Annual Kendall Concert features 'Love and Lamentation in the 17th Century'
Love and Lamentation in the 17th Century, a program of classical music performed by Sally Sanford, soprano, and Catherine Liddell, lute and theorbo, will be presented at 8 p.m. March 25, in the Olin Arts Center Concert Hall, 75 Russell St. The program includes “Songs of Darkness” by John Dowland, “Toccata” by Alessandro Piccinini, “Lamento della Madonna” by Claudio Monteverdi and “Amante Felice” by Giovanni Stefani. The public is invited to attend the annual Edith C. and Raymond L. Kendall Concert, and admission is free.

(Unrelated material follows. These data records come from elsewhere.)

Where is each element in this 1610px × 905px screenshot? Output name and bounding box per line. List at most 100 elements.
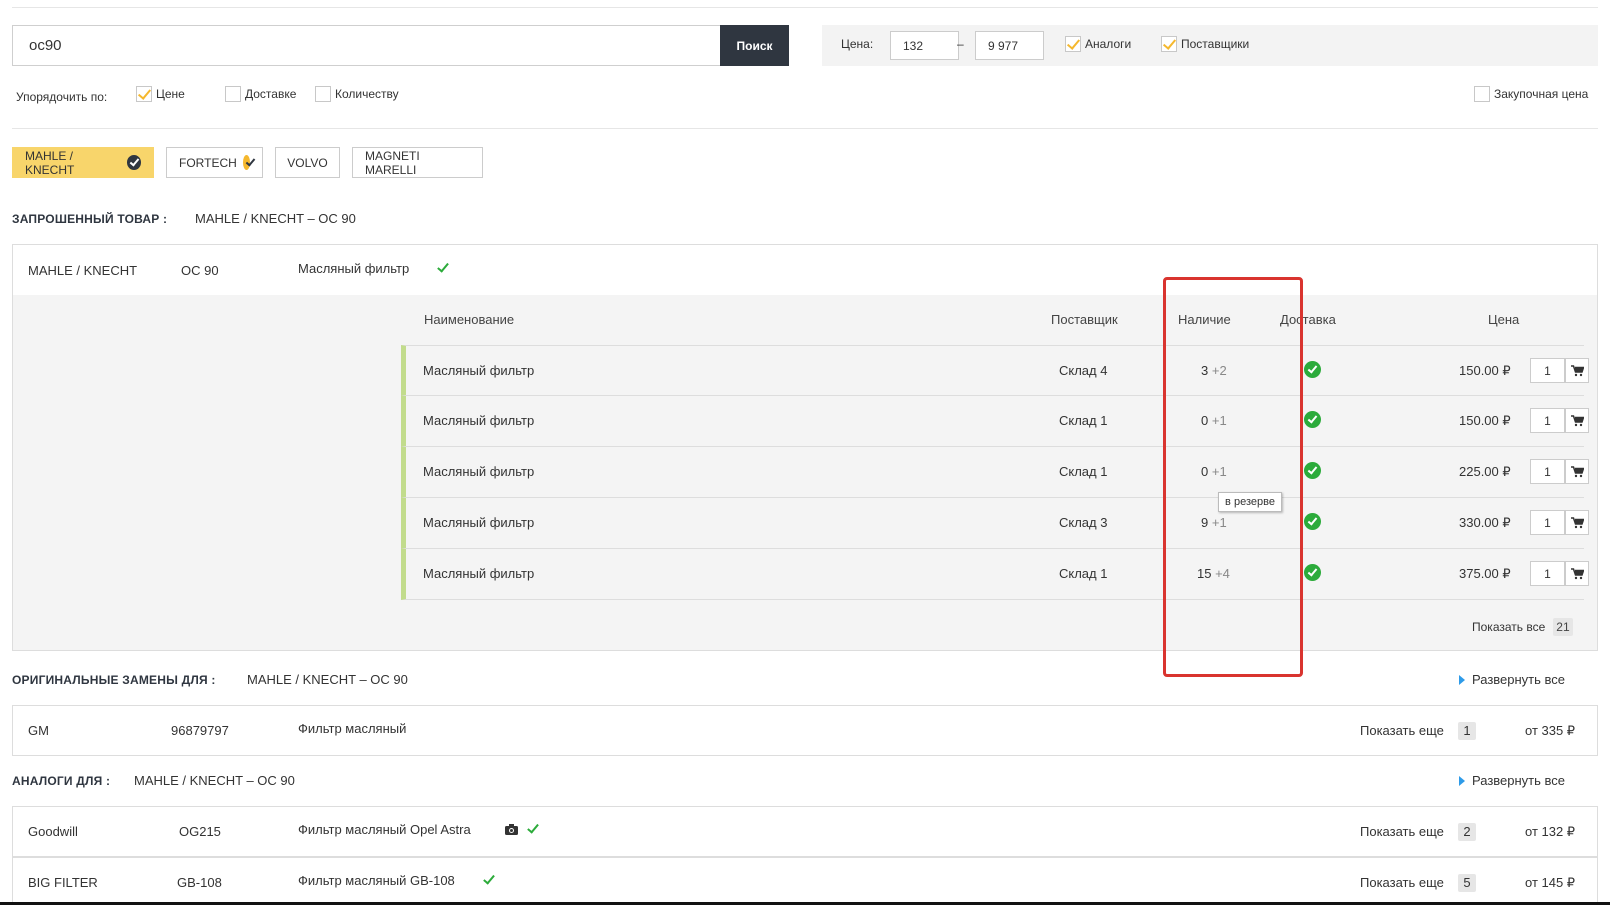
check-circle-icon — [242, 155, 250, 170]
analogs-checkbox[interactable] — [1065, 36, 1081, 52]
sort-by-price[interactable]: Цене — [136, 86, 185, 102]
check-icon — [437, 260, 449, 273]
product-article: OC 90 — [181, 263, 219, 278]
purchase-price-checkbox[interactable] — [1474, 86, 1490, 102]
show-more-link[interactable]: Показать еще — [1360, 824, 1444, 839]
analog-item[interactable]: Goodwill OG215 Фильтр масляный Opel Astr… — [12, 806, 1598, 857]
offer-row[interactable]: Масляный фильтр Склад 1 0 +1 225.00 ₽ — [401, 447, 1589, 498]
offer-name: Масляный фильтр — [423, 464, 535, 479]
camera-icon[interactable] — [505, 823, 518, 838]
sort-price-label: Цене — [156, 87, 185, 101]
sort-by-delivery[interactable]: Доставке — [225, 86, 296, 102]
col-price: Цена — [1488, 312, 1520, 327]
reserve-tooltip: в резерве — [1218, 492, 1282, 512]
quantity-input[interactable] — [1530, 408, 1565, 433]
brand-chip-label: MAGNETI MARELLI — [365, 148, 420, 177]
offer-row[interactable]: Масляный фильтр Склад 1 15 +4 375.00 ₽ — [401, 549, 1589, 600]
analogs-expand-all[interactable]: Развернуть все — [1459, 773, 1565, 788]
cart-icon[interactable] — [1565, 358, 1589, 383]
show-more-link[interactable]: Показать еще — [1360, 723, 1444, 738]
price-max-input[interactable] — [975, 31, 1044, 60]
item-brand: BIG FILTER — [28, 875, 98, 890]
originals-title: ОРИГИНАЛЬНЫЕ ЗАМЕНЫ ДЛЯ : — [12, 673, 216, 687]
search-button[interactable]: Поиск — [720, 25, 789, 66]
quantity-input[interactable] — [1530, 459, 1565, 484]
col-delivery: Доставка — [1280, 312, 1336, 327]
item-article: 96879797 — [171, 723, 229, 738]
brand-chip-label: FORTECH — [179, 155, 237, 170]
item-brand: Goodwill — [28, 824, 78, 839]
cart-icon[interactable] — [1565, 510, 1589, 535]
brand-chip-fortech[interactable]: FORTECH — [166, 147, 263, 178]
price-label: Цена: — [841, 37, 874, 51]
stock-count: 3 — [1201, 363, 1209, 378]
analogs-filter[interactable]: Аналоги — [1065, 36, 1131, 52]
offer-stock: 9 +1 — [1201, 515, 1227, 530]
suppliers-filter[interactable]: Поставщики — [1161, 36, 1249, 52]
stock-reserve[interactable]: +1 — [1212, 515, 1227, 530]
offer-row[interactable]: Масляный фильтр Склад 4 3 +2 150.00 ₽ — [401, 345, 1589, 396]
stock-count: 0 — [1201, 464, 1209, 479]
show-more-link[interactable]: Показать еще — [1360, 875, 1444, 890]
offer-price: 150.00 ₽ — [1459, 413, 1511, 428]
quantity-input[interactable] — [1530, 510, 1565, 535]
offer-stock: 0 +1 — [1201, 413, 1227, 428]
brand-chip-mahle[interactable]: MAHLE / KNECHT — [12, 147, 154, 178]
search-input[interactable] — [12, 25, 720, 66]
originals-expand-all[interactable]: Развернуть все — [1459, 672, 1565, 687]
analog-item[interactable]: BIG FILTER GB-108 Фильтр масляный GB-108… — [12, 857, 1598, 905]
sort-by-quantity[interactable]: Количеству — [315, 86, 399, 102]
item-name: Фильтр масляный GB-108 — [298, 873, 455, 888]
brand-chip-magneti-marelli[interactable]: MAGNETI MARELLI — [352, 147, 483, 178]
check-circle-icon — [126, 155, 141, 170]
check-icon — [483, 872, 495, 885]
divider — [12, 128, 1598, 129]
price-min-input[interactable] — [890, 31, 959, 60]
purchase-price-toggle[interactable]: Закупочная цена — [1474, 86, 1588, 102]
analogs-subtitle: MAHLE / KNECHT – OC 90 — [134, 773, 295, 788]
delivery-ok-icon — [1304, 462, 1321, 479]
cart-icon[interactable] — [1565, 408, 1589, 433]
expand-label: Развернуть все — [1472, 672, 1566, 687]
stock-reserve[interactable]: +1 — [1212, 464, 1227, 479]
item-name: Фильтр масляный Opel Astra — [298, 822, 471, 837]
offer-row[interactable]: Масляный фильтр Склад 1 0 +1 150.00 ₽ — [401, 396, 1589, 447]
stock-reserve[interactable]: +4 — [1215, 566, 1230, 581]
offer-name: Масляный фильтр — [423, 413, 535, 428]
requested-title: ЗАПРОШЕННЫЙ ТОВАР : — [12, 212, 168, 226]
original-item[interactable]: GM 96879797 Фильтр масляный Показать еще… — [12, 705, 1598, 756]
quantity-input[interactable] — [1530, 561, 1565, 586]
caret-right-icon — [1459, 775, 1465, 786]
item-brand: GM — [28, 723, 49, 738]
item-price: от 335 ₽ — [1525, 723, 1576, 738]
stock-reserve[interactable]: +1 — [1212, 413, 1227, 428]
cart-icon[interactable] — [1565, 459, 1589, 484]
item-price: от 145 ₽ — [1525, 875, 1576, 890]
item-name: Фильтр масляный — [298, 721, 407, 736]
delivery-ok-icon — [1304, 361, 1321, 378]
analogs-label: Аналоги — [1085, 37, 1132, 51]
sort-quantity-checkbox[interactable] — [315, 86, 331, 102]
offer-supplier: Склад 4 — [1059, 363, 1108, 378]
brand-chip-volvo[interactable]: VOLVO — [275, 147, 340, 178]
item-article: GB-108 — [177, 875, 222, 890]
offer-supplier: Склад 1 — [1059, 566, 1108, 581]
top-divider — [12, 7, 1598, 8]
delivery-ok-icon — [1304, 411, 1321, 428]
stock-reserve[interactable]: +2 — [1212, 363, 1227, 378]
requested-product-header[interactable]: MAHLE / KNECHT OC 90 Масляный фильтр — [13, 245, 1597, 295]
cart-icon[interactable] — [1565, 561, 1589, 586]
sort-price-checkbox[interactable] — [136, 86, 152, 102]
show-more-count: 1 — [1458, 722, 1476, 740]
offer-stock: 3 +2 — [1201, 363, 1227, 378]
suppliers-checkbox[interactable] — [1161, 36, 1177, 52]
show-all-link[interactable]: Показать все 21 — [1472, 618, 1573, 636]
show-more-count: 5 — [1458, 874, 1476, 892]
offer-row[interactable]: Масляный фильтр Склад 3 9 +1 330.00 ₽ — [401, 498, 1589, 549]
sort-delivery-checkbox[interactable] — [225, 86, 241, 102]
offer-name: Масляный фильтр — [423, 515, 535, 530]
expand-label: Развернуть все — [1472, 773, 1566, 788]
quantity-input[interactable] — [1530, 358, 1565, 383]
analogs-title: АНАЛОГИ ДЛЯ : — [12, 774, 111, 788]
stock-count: 0 — [1201, 413, 1209, 428]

Sanford and Liddell, who have performed together for nearly 20 years, founded the trio Ensemble Chanterelle, which specializes in 17th-century dramatic and virtuosic literature. They made their New York recital debut in 1984 with Ensemble Chanterelle as first-prize winners of the Concert Artists Guild International Award.
Liddell graduated from Sarah Lawrence College and holds the soloist diploma from the Schola Cantorum Basiliensis in Basel, Switzerland. A noted specialist in continuo accompaniments on the theorbo, Liddell’s most recent compact disc is “La Belle voilée” for Centaur Records. She has performed with Aston Magna, the Boston Camerata, the Smithsonian Chamber Players, Tafelmusik and the Handel and Hayden society, among others.
Sanford, one of the foremost American specialists in historical vocal styles and techniques, is equally at home in lieder and oratorio and has a repertoire ranging from the 12th century to the 20th century. A summa cum laude graduate of Yale University, where she studied literature and music, Sanford studied performance practice at Stanford University. She has recorded for Albany Records, Musical Heritage Society, Lyrachord and Harmonia Mundi Germany, among others.
Love and Lamentation in the 17th Century represents the seventh annual Kendall Concert, made possible by the Edith C. and the Raymond L. Kendall ’19 Endowment Fund and the Bates College Concert Series. The Kendall Fund was established by Edith C. Kendall and Raymond L. Kendall, retired professor of education and psychology at Bates.